Dorsal isolates increase in stiffness with stage. (A)
Schematic of microsurgery involved in making the dorsal isolate. The dorsal
isolate contains neural ectoderm (ne), notochord (no), paraxial somitic
mesoderm (so) and endoderm (en). Removal of the two-cell layered neural
ectoderm reveals a distinct boundary between the notochord and paraxial
mesoderm. (B) A microsurgically isolated dorsal isolate (DI) contains
an identical configuration of tissues to dorsal tissues within a whole embryo
(WE), shown with rhodamine-dextran (red) and fibrillar fibronectin matrix
(green). Scale is the same for both panels. (C) The nanoNewton Force
Measurement Device (nNFMD) measures resistive forces generated by the explant
in response to compression by a computer controlled force-calibrated optical
fiber. (D) Stiffness (defined at the Young's modulus after 180 seconds
of unconstrained compression) is measured from a stress-relaxation protocol
wherein the explant is compressed, a trace of the resistive force is measured,
and a stiffness (Pa) is calculated. (E) Dorsal isolates were cut from a
single clutch of embryos and their stiffness measured.

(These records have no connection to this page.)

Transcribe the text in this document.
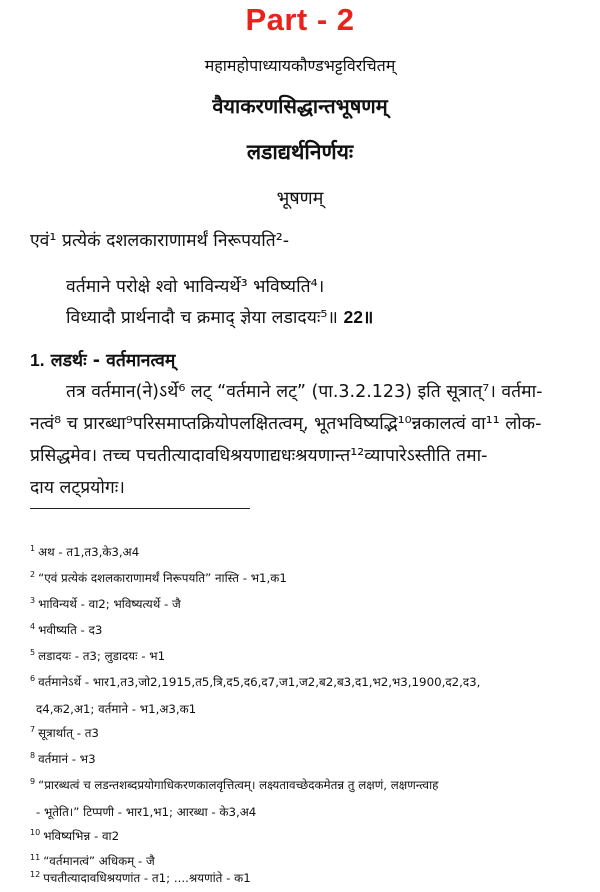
Part - 2
महामहोपाध्यायकौण्डभट्टविरचितम्
वैयाकरणसिद्धान्तभूषणम्
लडाद्यर्थनिर्णयः
भूषणम्
एवं¹ प्रत्येकं दशलकाराणामर्थं निरूपयति²-
वर्तमाने परोक्षे श्वो भाविन्यर्थे³ भविष्यति⁴।
विध्यादौ प्रार्थनादौ च क्रमाद् ज्ञेया लडादयः⁵॥ 22॥
1. लडर्थः - वर्तमानत्वम्
तत्र वर्तमान(ने)ऽर्थे⁶ लट् “वर्तमाने लट्” (पा.3.2.123) इति सूत्रात्⁷। वर्तमा-
नत्वं⁸ च प्रारब्धा⁹परिसमाप्तक्रियोपलक्षितत्वम्, भूतभविष्यद्भि¹⁰न्नकालत्वं वा¹¹ लोक-
प्रसिद्धमेव। तच्च पचतीत्यादावधिश्रयणाद्यधःश्रयणान्त¹²व्यापारेऽस्तीति तमा-
दाय लट्प्रयोगः।
$^1$ अथ - त1,त3,के3,अ4
$^2$ “एवं प्रत्येकं दशलकाराणामर्थं निरूपयति” नास्ति - भ1,क1
$^3$ भाविन्यर्थे - वा2; भविष्यत्यर्थे - जै
$^4$ भवीष्यति - द3
$^5$ लडादयः - त3; लुडादयः - भ1
$^6$ वर्तमानेऽर्थे - भार1,त3,जो2,1915,त5,त्रि,द5,द6,द7,ज1,ज2,ब2,ब3,द1,भ2,भ3,1900,द2,द3,
द4,क2,अ1; वर्तमाने - भ1,अ3,क1
$^7$ सूत्रार्थात् - त3
$^8$ वर्तमानं - भ3
$^9$ “प्रारब्धत्वं च लडन्तशब्दप्रयोगाधिकरणकालवृत्तित्वम्। लक्ष्यतावच्छेदकमेतन्न तु लक्षणं, लक्षणन्त्वाह
- भूतेति।” टिप्पणी - भार1,भ1; आरब्धा - के3,अ4
$^{10}$ भविष्यभिन्न - वा2
$^{11}$ “वर्तमानत्वं” अधिकम् - जै
$^{12}$ पचतीत्यादावधिश्रयणांत - त1; ....श्रयणांते - क1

Samples younger than
stage 13 show little change in stiffness. However, stiffness increases sharply
once the dorsal axis begins rapid elongation. The number of explants in each
set is indicated in parentheses below the graph. Stars above pair-wise sets of
explants indicate significant (one asterisk; P<0.05) and highly
significant (two asterisks; P<0.01) differences.